The Halls, both in their fifties—him, a technology entrepreneur, her, a cardiovascular surgeon—had mutually filed for divorce after nearly thirty years of marriage, for the simple reason that they couldn’t stand each other anymore. Thankfully, their two children were grown, which meant custody wasn’t an issue, because the divorce proceedings had been bitter and contentious at every step.
This meeting, the purpose of which was to determine the value of Mr. Hall’s sizable rare notes, coins, and stamps collection, wasn’t shaping up to be any different.
Before Victoria had a chance to answer her client, Mrs. Hall jumped in.
“Oh, sure. Turn away, talk to her instead of me,” she said, pointing to Victoria. “That pretty much sums up our marriage. Only before, you would talk to me through the kids. Then they left home, and we didn’t talk at all.”
“Can we go back to that?” Mr. Hall asked sarcastically. “Because this conversation is reminding me exactly why we didn’t talk: because you bitch about everything. It’s like you don’t know how to have a f*cking conversation if you’re not complaining about something.”
“Oh, sorry if I don’t get all excited about some stupid dollar bill printed in 1861.” Mrs. Hall pointed to the collection of rare notes that lay out on the counter. “Because for the last ten years, that’s about the only thing that seemed to get your motor running.”
“Gee, another complaint. Imagine that,” Mr. Hall said in mock surprise. “You know, you used to think I was cute for being so interested in U.S. history.”
“I also used to think you were cute when you were a size thirty-four in pants.” She smiled sweetly, gesturing to his stomach. “Things change, baby.”
Okay, time to cut this off, or they would be here for hours. Victoria managed to convince her client to wait in the living room as the other lawyer corralled Mrs. Hall into the sunroom.
Unfortunately for all of them, however, the appraiser had several questions about the collection. And every time Mr. Hall came into the kitchen to answer one of those questions, Mrs. Hall bolted out of the sunroom, determined to ensure that her husband didn’t screw her over “with any of his bullshit.” Convinced he was hiding part of the collection, she examined every drawer and shelf in the library and master bedroom, and also insisted they open the two safes in the home. All of which was furiously contested by Mr. Hall—and for no good reason, since, as it turned out, he wasn’t actually hiding anything.
Victoria finally got out of there around six P.M., and then fought Friday rush hour traffic back into the city for nearly two hours. By the time she rolled into her office to pick up some files that she wanted to review over the weekend, she was mentally and physically drained.
Given the late hour, she was surprised when she saw Will sitting at his desk outside her office. “Hey, what are you still doing here?”
He held up a white takeout bag in one hand, a bottle of Basil Hayden’s bourbon in the other. “From the way you sounded when you checked in, I figured you would need it.”
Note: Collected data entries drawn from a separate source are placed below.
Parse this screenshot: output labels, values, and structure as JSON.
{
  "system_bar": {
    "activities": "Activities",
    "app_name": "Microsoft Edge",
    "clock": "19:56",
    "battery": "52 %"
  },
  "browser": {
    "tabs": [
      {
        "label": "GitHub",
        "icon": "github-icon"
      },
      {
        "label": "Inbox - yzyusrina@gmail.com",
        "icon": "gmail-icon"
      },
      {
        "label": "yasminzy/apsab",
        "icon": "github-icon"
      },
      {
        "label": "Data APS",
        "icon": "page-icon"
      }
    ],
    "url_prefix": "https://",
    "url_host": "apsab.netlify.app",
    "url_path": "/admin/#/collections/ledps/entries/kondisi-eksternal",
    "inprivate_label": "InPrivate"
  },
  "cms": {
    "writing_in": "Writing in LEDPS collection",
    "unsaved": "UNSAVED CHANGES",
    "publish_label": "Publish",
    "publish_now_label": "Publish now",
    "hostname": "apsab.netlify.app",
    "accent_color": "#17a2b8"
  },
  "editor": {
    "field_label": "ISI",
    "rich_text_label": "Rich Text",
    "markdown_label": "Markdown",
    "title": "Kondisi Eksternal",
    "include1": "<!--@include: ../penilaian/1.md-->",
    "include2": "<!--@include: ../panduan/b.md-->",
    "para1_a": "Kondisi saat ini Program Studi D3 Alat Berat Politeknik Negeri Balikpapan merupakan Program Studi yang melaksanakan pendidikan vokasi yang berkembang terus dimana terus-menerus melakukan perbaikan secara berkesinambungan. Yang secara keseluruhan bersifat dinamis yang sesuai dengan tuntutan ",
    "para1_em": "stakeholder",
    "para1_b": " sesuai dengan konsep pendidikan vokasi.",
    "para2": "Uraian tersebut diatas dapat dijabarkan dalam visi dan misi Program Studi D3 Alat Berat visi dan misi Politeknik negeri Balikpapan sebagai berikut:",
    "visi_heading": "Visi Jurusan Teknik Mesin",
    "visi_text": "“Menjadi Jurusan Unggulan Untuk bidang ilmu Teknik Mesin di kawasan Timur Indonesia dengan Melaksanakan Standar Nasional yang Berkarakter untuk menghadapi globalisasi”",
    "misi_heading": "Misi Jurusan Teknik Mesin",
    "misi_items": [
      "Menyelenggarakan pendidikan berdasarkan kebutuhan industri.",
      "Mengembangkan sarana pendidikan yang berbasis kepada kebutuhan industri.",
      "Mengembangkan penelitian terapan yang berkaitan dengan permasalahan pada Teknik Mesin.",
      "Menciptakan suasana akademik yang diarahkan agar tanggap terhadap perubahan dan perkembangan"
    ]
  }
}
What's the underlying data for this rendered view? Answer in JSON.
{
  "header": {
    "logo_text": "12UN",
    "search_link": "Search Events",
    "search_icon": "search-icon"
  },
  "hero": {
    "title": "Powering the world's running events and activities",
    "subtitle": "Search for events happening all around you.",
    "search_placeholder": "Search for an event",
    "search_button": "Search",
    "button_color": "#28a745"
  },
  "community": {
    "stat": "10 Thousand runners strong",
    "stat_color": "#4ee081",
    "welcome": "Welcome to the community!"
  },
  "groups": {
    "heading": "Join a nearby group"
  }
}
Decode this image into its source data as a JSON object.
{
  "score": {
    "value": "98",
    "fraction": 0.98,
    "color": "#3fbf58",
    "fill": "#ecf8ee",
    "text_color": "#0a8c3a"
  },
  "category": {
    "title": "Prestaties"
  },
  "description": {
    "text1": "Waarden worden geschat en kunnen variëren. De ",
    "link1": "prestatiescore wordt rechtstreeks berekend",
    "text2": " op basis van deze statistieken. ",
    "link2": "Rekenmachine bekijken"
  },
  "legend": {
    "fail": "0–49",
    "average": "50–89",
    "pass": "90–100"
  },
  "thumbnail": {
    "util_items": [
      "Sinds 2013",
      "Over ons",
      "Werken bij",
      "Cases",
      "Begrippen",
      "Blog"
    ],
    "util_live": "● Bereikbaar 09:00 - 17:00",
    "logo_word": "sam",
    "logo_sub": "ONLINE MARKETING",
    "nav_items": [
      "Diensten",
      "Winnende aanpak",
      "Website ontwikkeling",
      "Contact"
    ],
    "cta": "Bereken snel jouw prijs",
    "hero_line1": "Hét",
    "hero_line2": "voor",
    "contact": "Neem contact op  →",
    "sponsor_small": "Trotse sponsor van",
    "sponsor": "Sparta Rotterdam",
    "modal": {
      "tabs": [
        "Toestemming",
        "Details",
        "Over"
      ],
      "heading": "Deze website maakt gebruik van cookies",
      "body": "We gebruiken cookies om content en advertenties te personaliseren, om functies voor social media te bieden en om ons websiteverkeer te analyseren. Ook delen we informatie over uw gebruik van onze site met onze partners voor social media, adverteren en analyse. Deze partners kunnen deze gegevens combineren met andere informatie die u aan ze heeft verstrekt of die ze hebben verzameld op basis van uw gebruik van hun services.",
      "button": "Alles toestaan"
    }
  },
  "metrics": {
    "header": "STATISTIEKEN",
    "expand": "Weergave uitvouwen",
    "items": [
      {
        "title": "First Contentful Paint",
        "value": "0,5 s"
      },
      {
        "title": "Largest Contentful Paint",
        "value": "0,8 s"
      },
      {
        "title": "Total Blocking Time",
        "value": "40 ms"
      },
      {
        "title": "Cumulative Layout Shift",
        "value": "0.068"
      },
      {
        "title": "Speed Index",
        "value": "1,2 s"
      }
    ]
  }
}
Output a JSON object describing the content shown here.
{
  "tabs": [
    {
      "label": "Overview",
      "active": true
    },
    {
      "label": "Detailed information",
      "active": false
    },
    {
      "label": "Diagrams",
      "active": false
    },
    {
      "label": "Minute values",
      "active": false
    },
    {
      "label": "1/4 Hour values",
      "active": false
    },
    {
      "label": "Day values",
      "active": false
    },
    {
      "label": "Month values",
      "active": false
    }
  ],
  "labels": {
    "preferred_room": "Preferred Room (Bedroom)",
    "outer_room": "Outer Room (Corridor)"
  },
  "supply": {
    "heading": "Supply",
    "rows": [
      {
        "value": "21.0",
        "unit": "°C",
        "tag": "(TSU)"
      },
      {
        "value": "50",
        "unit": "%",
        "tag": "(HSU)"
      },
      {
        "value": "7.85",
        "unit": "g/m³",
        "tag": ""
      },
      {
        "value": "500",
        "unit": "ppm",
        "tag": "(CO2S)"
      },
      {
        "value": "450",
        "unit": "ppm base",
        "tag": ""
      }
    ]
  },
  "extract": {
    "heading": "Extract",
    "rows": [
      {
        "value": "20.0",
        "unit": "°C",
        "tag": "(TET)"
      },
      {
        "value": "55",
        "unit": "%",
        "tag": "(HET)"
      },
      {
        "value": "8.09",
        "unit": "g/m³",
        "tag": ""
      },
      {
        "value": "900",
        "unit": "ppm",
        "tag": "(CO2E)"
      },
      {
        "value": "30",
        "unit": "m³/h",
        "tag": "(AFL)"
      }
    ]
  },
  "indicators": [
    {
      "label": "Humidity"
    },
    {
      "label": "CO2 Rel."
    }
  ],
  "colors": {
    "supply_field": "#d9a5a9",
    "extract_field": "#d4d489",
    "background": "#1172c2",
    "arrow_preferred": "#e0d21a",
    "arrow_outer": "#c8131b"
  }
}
“I’m so giving you a raise.”
He grinned. “Sweetie, I already gave myself a raise last month.” He followed her into her office, where she dropped off her briefcase and sank gratefully into her desk chair. He handed over the takeout bag—pork fried rice that smelled delicious—and then poured two fingers of bourbon into a couple of glasses he’d snagged from the break room as she told him about her afternoon with the Halls.
When she finished eating, she leaned back in her chair, a companionable silence falling between her and Will.
It was after eight o’clock, and the sun had just begun to set. Outside the window, the Chicago skyline was set against a brilliant backdrop of orange, red, and purple.
“It’s funny,” she said. “Just the other day I was telling someone how in the eight years I’ve been a divorce lawyer, I haven’t seen much that inspires me to try my luck at marriage.”